Gas generators and small engines have some serious problems looming with the influx of ethanol-blended fuel replacing pure gasoline in most gas stations. This influx is unavoidable at the pump - just try to find a gas pump that doesn't have a sticker saying "May Contain Up To 10% Ethanol". October 2010 should bring not only an increase in ethanol from 10 to 15%, but also a phaseout of the remaining exemptions for some kinds of gas stations. It will be ethanol for all.
Owners of small 2-stroke engines that mix fuel and oil are finding that ethanol has terrible effects on the performance of this mixture within their engines.

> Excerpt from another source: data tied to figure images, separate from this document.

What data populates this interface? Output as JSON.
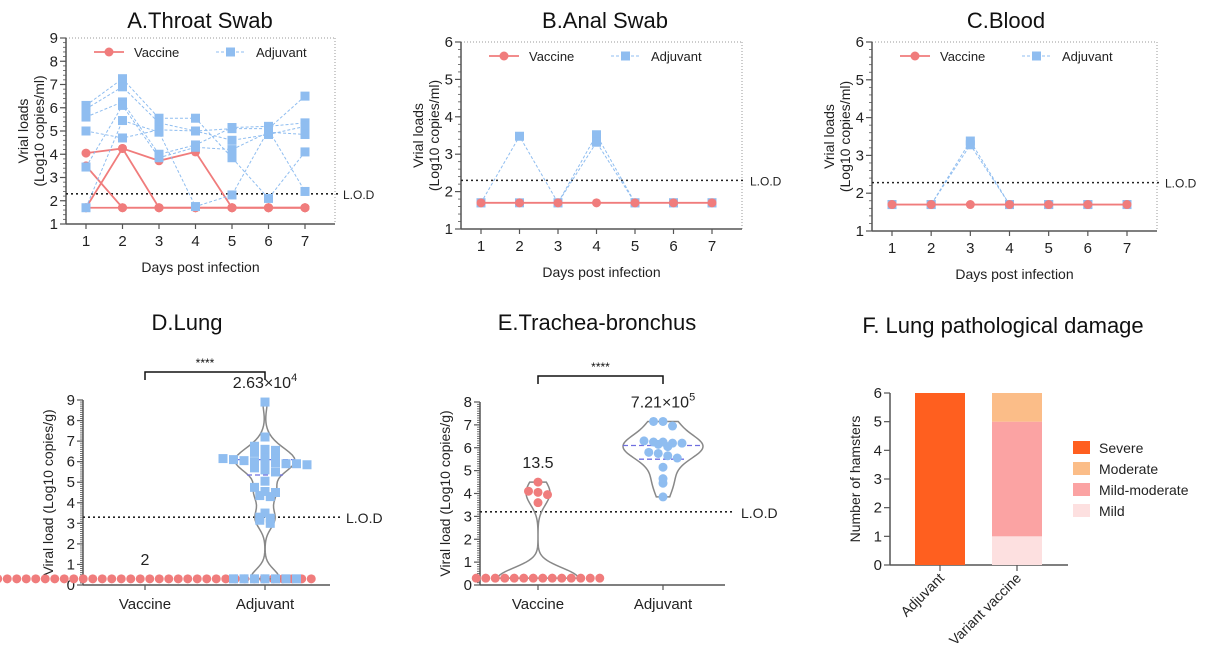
{
  "colors": {
    "vaccine": "#f07c7c",
    "adjuvant": "#8fbdf0",
    "axis": "#555555",
    "violin": "#888888",
    "median": "#6f6fe0",
    "severe": "#ff5f1f",
    "moderate": "#fbbd88",
    "mild_moderate": "#fba3a3",
    "mild": "#fde0e0"
  },
  "chart_data": [
    {
      "id": "A",
      "type": "line",
      "title": "A.Throat Swab",
      "xlabel": "Days post infection",
      "ylabel": [
        "Vrial loads",
        "(Log10 copies/ml)"
      ],
      "x": [
        1,
        2,
        3,
        4,
        5,
        6,
        7
      ],
      "ylim": [
        1,
        9
      ],
      "yticks": [
        1,
        2,
        3,
        4,
        5,
        6,
        7,
        8,
        9
      ],
      "lod": 2.3,
      "lod_label": "L.O.D",
      "legend": [
        {
          "name": "Vaccine",
          "style": "solid",
          "marker": "circle"
        },
        {
          "name": "Adjuvant",
          "style": "dashed",
          "marker": "square"
        }
      ],
      "series": [
        {
          "name": "Vaccine",
          "values": [
            4.05,
            4.25,
            3.72,
            4.1,
            1.7,
            1.7,
            1.7
          ]
        },
        {
          "name": "Vaccine",
          "values": [
            3.5,
            1.7,
            1.7,
            1.7,
            1.7,
            1.7,
            1.7
          ]
        },
        {
          "name": "Vaccine",
          "values": [
            1.7,
            4.25,
            1.7,
            1.7,
            1.7,
            1.7,
            1.7
          ]
        },
        {
          "name": "Vaccine",
          "values": [
            1.7,
            1.7,
            1.7,
            1.7,
            1.7,
            1.7,
            1.7
          ]
        },
        {
          "name": "Adjuvant",
          "values": [
            6.1,
            7.25,
            5.55,
            5.55,
            3.85,
            2.1,
            4.1
          ]
        },
        {
          "name": "Adjuvant",
          "values": [
            5.95,
            6.9,
            5.35,
            5.0,
            5.1,
            5.1,
            6.5
          ]
        },
        {
          "name": "Adjuvant",
          "values": [
            5.6,
            6.25,
            4.0,
            4.4,
            5.15,
            5.2,
            5.35
          ]
        },
        {
          "name": "Adjuvant",
          "values": [
            5.0,
            4.7,
            5.05,
            5.0,
            4.6,
            4.85,
            5.2
          ]
        },
        {
          "name": "Adjuvant",
          "values": [
            3.45,
            6.1,
            3.85,
            4.3,
            4.2,
            4.95,
            4.85
          ]
        },
        {
          "name": "Adjuvant",
          "values": [
            1.7,
            5.45,
            4.95,
            1.75,
            2.25,
            5.05,
            2.4
          ]
        }
      ]
    },
    {
      "id": "B",
      "type": "line",
      "title": "B.Anal Swab",
      "xlabel": "Days post infection",
      "ylabel": [
        "Vrial loads",
        "(Log10 copies/ml)"
      ],
      "x": [
        1,
        2,
        3,
        4,
        5,
        6,
        7
      ],
      "ylim": [
        1,
        6
      ],
      "yticks": [
        1,
        2,
        3,
        4,
        5,
        6
      ],
      "lod": 2.3,
      "lod_label": "L.O.D",
      "legend": [
        {
          "name": "Vaccine",
          "style": "solid",
          "marker": "circle"
        },
        {
          "name": "Adjuvant",
          "style": "dashed",
          "marker": "square"
        }
      ],
      "series": [
        {
          "name": "Adjuvant",
          "values": [
            1.7,
            3.48,
            1.7,
            3.52,
            1.7,
            1.7,
            1.7
          ]
        },
        {
          "name": "Adjuvant",
          "values": [
            1.7,
            1.7,
            1.7,
            3.32,
            1.7,
            1.7,
            1.7
          ]
        },
        {
          "name": "Vaccine",
          "values": [
            1.7,
            1.7,
            1.7,
            1.7,
            1.7,
            1.7,
            1.7
          ]
        }
      ]
    },
    {
      "id": "C",
      "type": "line",
      "title": "C.Blood",
      "xlabel": "Days post infection",
      "ylabel": [
        "Vrial loads",
        "(Log10 copies/ml)"
      ],
      "x": [
        1,
        2,
        3,
        4,
        5,
        6,
        7
      ],
      "ylim": [
        1,
        6
      ],
      "yticks": [
        1,
        2,
        3,
        4,
        5,
        6
      ],
      "lod": 2.28,
      "lod_label": "L.O.D",
      "legend": [
        {
          "name": "Vaccine",
          "style": "solid",
          "marker": "circle"
        },
        {
          "name": "Adjuvant",
          "style": "dashed",
          "marker": "square"
        }
      ],
      "series": [
        {
          "name": "Adjuvant",
          "values": [
            1.7,
            1.7,
            3.38,
            1.7,
            1.7,
            1.7,
            1.7
          ]
        },
        {
          "name": "Adjuvant",
          "values": [
            1.7,
            1.7,
            3.28,
            1.7,
            1.7,
            1.7,
            1.7
          ]
        },
        {
          "name": "Vaccine",
          "values": [
            1.7,
            1.7,
            1.7,
            1.7,
            1.7,
            1.7,
            1.7
          ]
        }
      ]
    },
    {
      "id": "D",
      "type": "scatter",
      "subtype": "violin",
      "title": "D.Lung",
      "ylabel": "Viral load (Log10 copies/g)",
      "categories": [
        "Vaccine",
        "Adjuvant"
      ],
      "ylim": [
        0,
        9
      ],
      "yticks": [
        0,
        1,
        2,
        3,
        4,
        5,
        6,
        7,
        8,
        9
      ],
      "lod": 3.3,
      "lod_label": "L.O.D",
      "significance": "****",
      "annotations": [
        {
          "group": "Vaccine",
          "text": "2",
          "sup": ""
        },
        {
          "group": "Adjuvant",
          "text": "2.63×10",
          "sup": "4"
        }
      ],
      "groups": [
        {
          "name": "Vaccine",
          "marker": "circle",
          "values": [
            0.3,
            0.3,
            0.3,
            0.3,
            0.3,
            0.3,
            0.3,
            0.3,
            0.3,
            0.3,
            0.3,
            0.3,
            0.3,
            0.3,
            0.3,
            0.3,
            0.3,
            0.3,
            0.3,
            0.3,
            0.3,
            0.3,
            0.3,
            0.3,
            0.3,
            0.3,
            0.3,
            0.3,
            0.3,
            0.3,
            0.3,
            0.3,
            0.3,
            0.3,
            0.3,
            0.3
          ]
        },
        {
          "name": "Adjuvant",
          "marker": "square",
          "median": 6.1,
          "quartile": 5.35,
          "values": [
            8.9,
            7.2,
            6.75,
            6.6,
            6.55,
            6.45,
            6.35,
            6.3,
            6.15,
            6.1,
            6.05,
            6.0,
            5.95,
            5.95,
            5.9,
            5.9,
            5.85,
            5.7,
            5.6,
            5.5,
            5.05,
            4.75,
            4.55,
            4.5,
            4.35,
            4.3,
            3.5,
            3.3,
            3.25,
            3.15,
            3.0,
            0.3,
            0.3,
            0.3,
            0.3,
            0.3,
            0.3,
            0.3
          ]
        }
      ]
    },
    {
      "id": "E",
      "type": "scatter",
      "subtype": "violin",
      "title": "E.Trachea-bronchus",
      "ylabel": "Viral load (Log10 copies/g)",
      "categories": [
        "Vaccine",
        "Adjuvant"
      ],
      "ylim": [
        0,
        8
      ],
      "yticks": [
        0,
        1,
        2,
        3,
        4,
        5,
        6,
        7,
        8
      ],
      "lod": 3.2,
      "lod_label": "L.O.D",
      "significance": "****",
      "annotations": [
        {
          "group": "Vaccine",
          "text": "13.5",
          "sup": ""
        },
        {
          "group": "Adjuvant",
          "text": "7.21×10",
          "sup": "5"
        }
      ],
      "groups": [
        {
          "name": "Vaccine",
          "marker": "circle",
          "values": [
            4.5,
            4.1,
            4.05,
            3.95,
            3.6,
            0.3,
            0.3,
            0.3,
            0.3,
            0.3,
            0.3,
            0.3,
            0.3,
            0.3,
            0.3,
            0.3,
            0.3,
            0.3,
            0.3
          ]
        },
        {
          "name": "Adjuvant",
          "marker": "circle",
          "median": 6.1,
          "quartile": 5.5,
          "values": [
            7.15,
            7.15,
            6.95,
            6.3,
            6.25,
            6.25,
            6.2,
            6.2,
            6.15,
            6.05,
            5.8,
            5.75,
            5.65,
            5.55,
            5.15,
            4.65,
            4.45,
            3.85
          ]
        }
      ]
    },
    {
      "id": "F",
      "type": "bar",
      "subtype": "stacked",
      "title": "F. Lung pathological damage",
      "ylabel": "Number of hamsters",
      "categories": [
        "Adjuvant",
        "Variant vaccine"
      ],
      "ylim": [
        0,
        6
      ],
      "yticks": [
        0,
        1,
        2,
        3,
        4,
        5,
        6
      ],
      "legend_position": "right",
      "series": [
        {
          "name": "Severe",
          "color_key": "severe",
          "values": [
            6,
            0
          ]
        },
        {
          "name": "Moderate",
          "color_key": "moderate",
          "values": [
            0,
            1
          ]
        },
        {
          "name": "Mild-moderate",
          "color_key": "mild_moderate",
          "values": [
            0,
            4
          ]
        },
        {
          "name": "Mild",
          "color_key": "mild",
          "values": [
            0,
            1
          ]
        }
      ],
      "stack_order": [
        "Mild",
        "Mild-moderate",
        "Moderate",
        "Severe"
      ]
    }
  ]
}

The ethanol pulls water into the fuel, and the water dilutes the dissolved oil in the blend, ultimately preventing it from reaching all of the parts it needs to to provide adequate lubrication. Poor engine performance and damage are the inevitable result.
Those owners who are lucky enough to side-step the internal damage ethanol does are still very likely to see difficult starting, rough running and increased smoking from their engines, as those machine try to burn off the dissolved resins and hydrolytic breakdown products caused by the dissolved water in the fuel.
Owners of generators and small engines that run on gasoline and ethanol need peak performance and value from their fuels just as much as the owner of a large big-rig transport truck does. Preventive treatments for ethanol that remediate its damaging effects may be the best answer for many consumers.